Furthermore, Eastway suggests that traditional pipelines will also continue to be built.

“I still believe that we will be constructing pipelines, as we will not ween our society off of oil and gas,” Eastway says, referring to the use of plastics in a majority of everyday products and the need for natural gas heating in the Midwest, Northeast and other colder climes. “New pipelines will still be built, just in fewer and fewer numbers. Pipeline maintenance and updates as older infrastructure ages out will be a key market in the coming decades.”

The biggest challenge for pipeline contractors when it comes to the Energy Transition is how to adapt to the changes in the industry.

“We need to be able to adjust to the markets, and figure out ways to utilize our knowledge, equipment and personnel in those new markets,” Eastway says. “We may not be welding and stringing/lowering steel pipe, but we may be trenching and laying other types of energy infrastructure.”

Eastway and Osborn both agree that diversifying business will be key for contractors in the future to secure business in markets beyond oil and gas.

While the market outlook for the pipeline industry may be “less than ideal for traditional oil and gas,” Eastway says, “but there are similar opportunities out there if companies are willing to adjust and pursue non-traditional pipeline work” in the years ahead.

“Pipelines simply move energy from where it is created to where it is needed. That does not limit the pipeline industry to oil and gas only,” Eastway says. “We can figure out ways to move power created by more sustainable methods from point A to point B. But just as when North American Oil & Gas Pipelines changed their name to North American Energy Pipelines, I believe the pipeline industry needs to evolve toward more of a ‘Energy Transmission’ industry.”

Osborn feels optimistic about the future for the pipeline industry and the Energy Transition.
“There will be work out there, but I think it will be competitive,” he says. “The contractors that are successful will be the ones who adapt to change. There will continue to be more scrutiny around safety and pipeline integrity. Everyone has to up their game.”

Osborn adds that contractors also may be asked by clients about their environmental, sustainability and governance (ESG) efforts.

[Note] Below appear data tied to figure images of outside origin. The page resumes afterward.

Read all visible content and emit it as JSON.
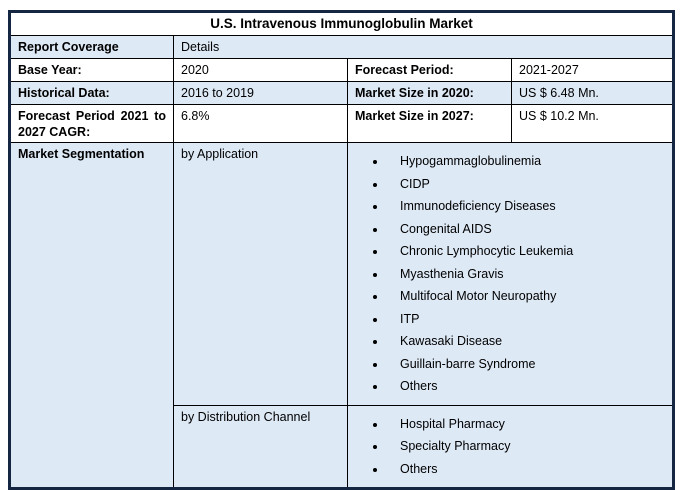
{
  "colors": {
    "row_alt": "#dee9f6",
    "border_inner": "#000000",
    "border_outer": "#152642"
  },
  "table": {
    "title": "U.S. Intravenous Immunoglobulin Market",
    "report_coverage": {
      "label": "Report Coverage",
      "value": "Details"
    },
    "base_year": {
      "label": "Base Year:",
      "value": "2020"
    },
    "forecast_period": {
      "label": "Forecast Period:",
      "value": "2021-2027"
    },
    "historical_data": {
      "label": "Historical Data:",
      "value": "2016 to 2019"
    },
    "market_size_2020": {
      "label": "Market Size in 2020:",
      "value": "US $ 6.48 Mn."
    },
    "cagr": {
      "label": "Forecast Period 2021 to 2027 CAGR:",
      "value": "6.8%"
    },
    "market_size_2027": {
      "label": "Market Size in 2027:",
      "value": "US $ 10.2 Mn."
    },
    "segmentation": {
      "label": "Market Segmentation",
      "by_application": {
        "label": "by Application",
        "items": [
          "Hypogammaglobulinemia",
          "CIDP",
          "Immunodeficiency Diseases",
          "Congenital AIDS",
          "Chronic Lymphocytic Leukemia",
          "Myasthenia Gravis",
          "Multifocal Motor Neuropathy",
          "ITP",
          "Kawasaki Disease",
          "Guillain-barre Syndrome",
          "Others"
        ]
      },
      "by_distribution_channel": {
        "label": "by Distribution Channel",
        "items": [
          "Hospital Pharmacy",
          "Specialty Pharmacy",
          "Others"
        ]
      }
    }
  }
}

“That’s been a big focus of ours, and that kind of increases costs to have that expertise in-house to monitor and track improvements,” Osborn says. “It’s important to clients, and it could also become a requirement if the government gets involved. There are always going to be more compliance issues with lowering emissions, and we’re already seeing that with equipment. The Energy Transition is going to take investment from all parties.”